Il Condomino non può accorpare al suo appartamento parti comuni

“Quando la cosa di proprietà collettiva è sottratta al godimento altrui, risulta necessario il consenso negoziale di tutti in forma scritta perché non si rientra nell’ambito dell’uso frazionato consentito”.
Così si è pronunciata la Corte di Cassazione con ordinanza n. 18929 depositata l’11 settembre scorso sul ricorso presentato dalla proprietaria di un appartamento che di sua spontanea iniziativa aveva inglobato al suo immobile il vano scale.
In primo grado la condomina era stata condannata al ripristino dello stato dei luoghi delle parti comuni ed al pagamento dell’indennità di cui all’art. 1127 c.c. in relazione al bagno e al ripostiglio realizzati sul lastrico solare.
In appello la Corte territoriale aveva confermato la condanna della condomina al ripristino dello stato dei luoghi delle parti comuni perché l’accorpamento aveva di fatto impedito agli altri proprietari di usare il vano scale, non avendo rilievo il fatto che non avessero interesse a salire oltre il pianerottolo dell’ultimo piano perché l’accesso alla terrazza non era libero.
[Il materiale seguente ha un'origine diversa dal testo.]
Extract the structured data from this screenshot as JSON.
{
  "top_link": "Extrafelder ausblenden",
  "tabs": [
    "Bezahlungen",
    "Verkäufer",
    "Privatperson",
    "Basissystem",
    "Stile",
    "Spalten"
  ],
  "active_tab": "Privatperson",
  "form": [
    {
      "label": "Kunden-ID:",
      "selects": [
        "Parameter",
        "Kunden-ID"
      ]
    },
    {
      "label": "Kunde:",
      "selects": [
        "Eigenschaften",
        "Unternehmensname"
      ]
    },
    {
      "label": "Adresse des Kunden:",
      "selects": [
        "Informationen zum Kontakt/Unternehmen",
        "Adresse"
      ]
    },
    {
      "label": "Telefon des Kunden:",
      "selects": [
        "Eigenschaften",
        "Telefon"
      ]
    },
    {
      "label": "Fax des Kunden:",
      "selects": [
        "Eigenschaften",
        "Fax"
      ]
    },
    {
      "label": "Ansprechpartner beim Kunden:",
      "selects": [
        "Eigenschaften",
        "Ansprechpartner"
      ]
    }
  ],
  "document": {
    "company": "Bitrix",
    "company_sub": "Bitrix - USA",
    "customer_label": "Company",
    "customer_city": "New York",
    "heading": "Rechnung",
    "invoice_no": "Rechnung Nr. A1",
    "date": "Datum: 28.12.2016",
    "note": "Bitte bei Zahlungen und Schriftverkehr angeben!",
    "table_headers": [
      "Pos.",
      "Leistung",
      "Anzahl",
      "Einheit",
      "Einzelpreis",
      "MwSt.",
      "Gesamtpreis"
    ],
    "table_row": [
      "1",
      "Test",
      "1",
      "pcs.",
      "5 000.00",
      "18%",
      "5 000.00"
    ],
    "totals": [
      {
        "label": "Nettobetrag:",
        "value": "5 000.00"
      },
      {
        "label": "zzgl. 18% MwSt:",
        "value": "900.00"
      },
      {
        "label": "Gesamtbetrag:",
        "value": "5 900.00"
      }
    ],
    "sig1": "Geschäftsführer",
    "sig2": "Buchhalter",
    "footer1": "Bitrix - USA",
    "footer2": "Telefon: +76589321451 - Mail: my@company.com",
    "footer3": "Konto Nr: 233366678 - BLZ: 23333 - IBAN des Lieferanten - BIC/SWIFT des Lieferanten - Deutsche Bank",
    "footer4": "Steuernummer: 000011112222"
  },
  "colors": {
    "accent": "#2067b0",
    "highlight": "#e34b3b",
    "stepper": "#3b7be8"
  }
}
Per il resto, la Corte aveva riformato la decisione del Giudice di primo grado riducendo l’indennità a carico della condomina.
Avverso tale ultima sentenza la condomina aveva deciso di proporre ricorso in Cassazione, sostenendo – in particolare - che il suo intervento non aveva alterato la destinazione della cosa comune.
Secondo la Suprema Corte la tesi della ricorrente, secondo la quale l’inglobare il vano scale ed il pianerottolo di accesso alla propria abitazione non violava l’art. 1102 c.c., era del tutto destituita di fondamento.
Ciò in quanto, ad avviso dei Giudici di legittimità, al caso di specie deve applicarsi il seguente principio di diritto secondo cui “in tema di comunione, l’uso frazionato della cosa a favore di uno dei comproprietari può essere consentito per accordo fra i partecipanti solo se l’utilizzazione, concessa nel rispetto dei limiti stabiliti dall’art. 1102 c.c., rientri tra quelle cui è destinato il bene e non alteri od ostacoli il godimento degli altri comunisti, trovando l’utilizzazione da parte di ciascun comproprietario un limite nella concorrente ed analoga facoltà degli altri. Pertanto, qualora la cosa comune sia alterata o addirittura sottratta definitivamente alla possibilità di godimento collettivo nei termini funzionali originariamente praticati, non si rientra più nell’ambito dell’uso frazionato consentito, ma nell’appropriazione di parte della cosa comune , per legittimare la quale è necessario il consenso negoziale di tutti i partecipanti che – trattandosi di beni immobili – deve essere espresso in forma scritta ad substantiam”.
Quanto poi all’ulteriore doglianza, riferita al consenso prestato dagli altri condomini ai lavori eseguiti dalla condomina, la Cassazione, in accoglimento del motivo di ricorso, ha chiarito che “il consenso verbalmente prestato dal proprietario di un fondo all’esecuzione, da parte del proprietario confinante, di opere che si risolvano in menomazioni di carattere reale per il suo immobile non determina la nascita della servitù, per la mancanza del requisito scritto, richiesto dall’art. 1350 c.c. n. 4; ma, la prestazione e la successiva revoca del consenso, in relazione alle circostanze in cui si sono verificate, possono concretizzare un fatto illecito, ai sensi dell’art. 2043 c.c., per il quale è sufficiente dal punto di vista soggettivo la colpa, senza che sia necessaria la fraudolenza del comportamento di chi aveva prestato e poi revocato il consenso stesso”.
Sulla scorta di tale principio, dunque, la Cassazione ha rinviato alla Corte di Appello, la quale dovrà stabilire se la condotta dei condomini di revoca del consenso prestato allo svolgimento dei lavori dopo la loro esecuzione possa costituire un illecito extracontrattuale ai sensi dell’art. 2043 c.c.